8. When you go on vacation, have the post office hold your mail until you return. Also, don’t leave personal or financial information lying around when you leave. Be sure to lock up anything personal as best as possible when you’re going to be gone for a while.
9. Avoid ordering over the phone when you can. It’s best to send in a money order or check (without your address on it) when ordering over the phone. Sure, it may take longer, but your information will be safer and you won’t have to worry about your personal information being stolen.
10. Go over every bank and credit card statement with a fine tooth comb on the same day you receive them. Check for anything that looks suspicious or anything you aren’t familiar with.
11. Password-protect any sensitive data you might have on your computer. If you’re not sure how to do this, there are tons of articles online or you can take your computer to the Geek Squad at Best Buy if you’re really technologically challenged.

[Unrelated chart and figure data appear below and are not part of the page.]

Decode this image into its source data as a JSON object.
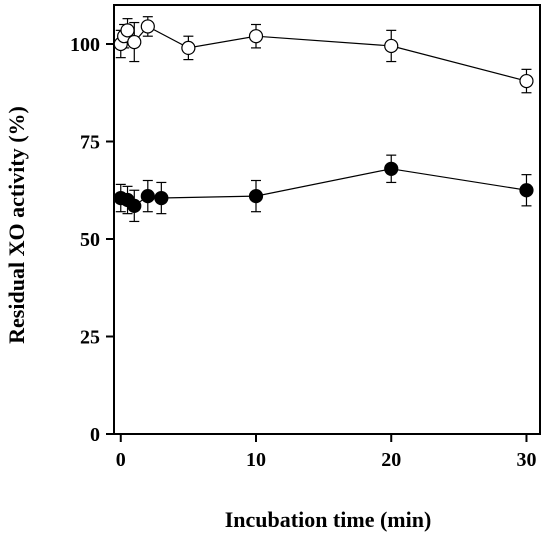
{
  "chart_data": {
    "type": "scatter",
    "title": "",
    "xlabel": "Incubation time (min)",
    "ylabel": "Residual XO activity (%)",
    "xlim": [
      -0.5,
      31
    ],
    "ylim": [
      0,
      110
    ],
    "x_ticks": [
      "0",
      "10",
      "20",
      "30"
    ],
    "x_tick_values": [
      0,
      10,
      20,
      30
    ],
    "y_ticks": [
      "0",
      "25",
      "50",
      "75",
      "100"
    ],
    "y_tick_values": [
      0,
      25,
      50,
      75,
      100
    ],
    "grid": false,
    "legend": "none",
    "series": [
      {
        "marker": "open-circle",
        "color": "#000000",
        "x": [
          0,
          0.25,
          0.5,
          1,
          2,
          5,
          10,
          20,
          30
        ],
        "y": [
          100,
          102,
          103.5,
          100.5,
          104.5,
          99,
          102,
          99.5,
          90.5
        ],
        "err": [
          3.5,
          3,
          3,
          5,
          2.5,
          3,
          3,
          4,
          3
        ]
      },
      {
        "marker": "filled-circle",
        "color": "#000000",
        "x": [
          0,
          0.5,
          1,
          2,
          3,
          10,
          20,
          30
        ],
        "y": [
          60.5,
          60,
          58.5,
          61,
          60.5,
          61,
          68,
          62.5
        ],
        "err": [
          3.5,
          3.5,
          4,
          4,
          4,
          4,
          3.5,
          4
        ]
      }
    ]
  }
}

12. Get identity theft insurance. Purchase identity theft insurance with your homeowner or renter policies. It even comes as a stand-alone policy. Credit card companies also offer this type of insurance when you apply for a credit card and get approved. This can give you peace of mind when you use your credit.
Protecting yourself and your family from identity theft may seem like a tough job, but it doesn’t have to be if you follow these tips and make them part of your everyday life. Pretty soon, it’ll become like second nature and you can feel secure knowing you and your family are protected from hackers and ID thieves.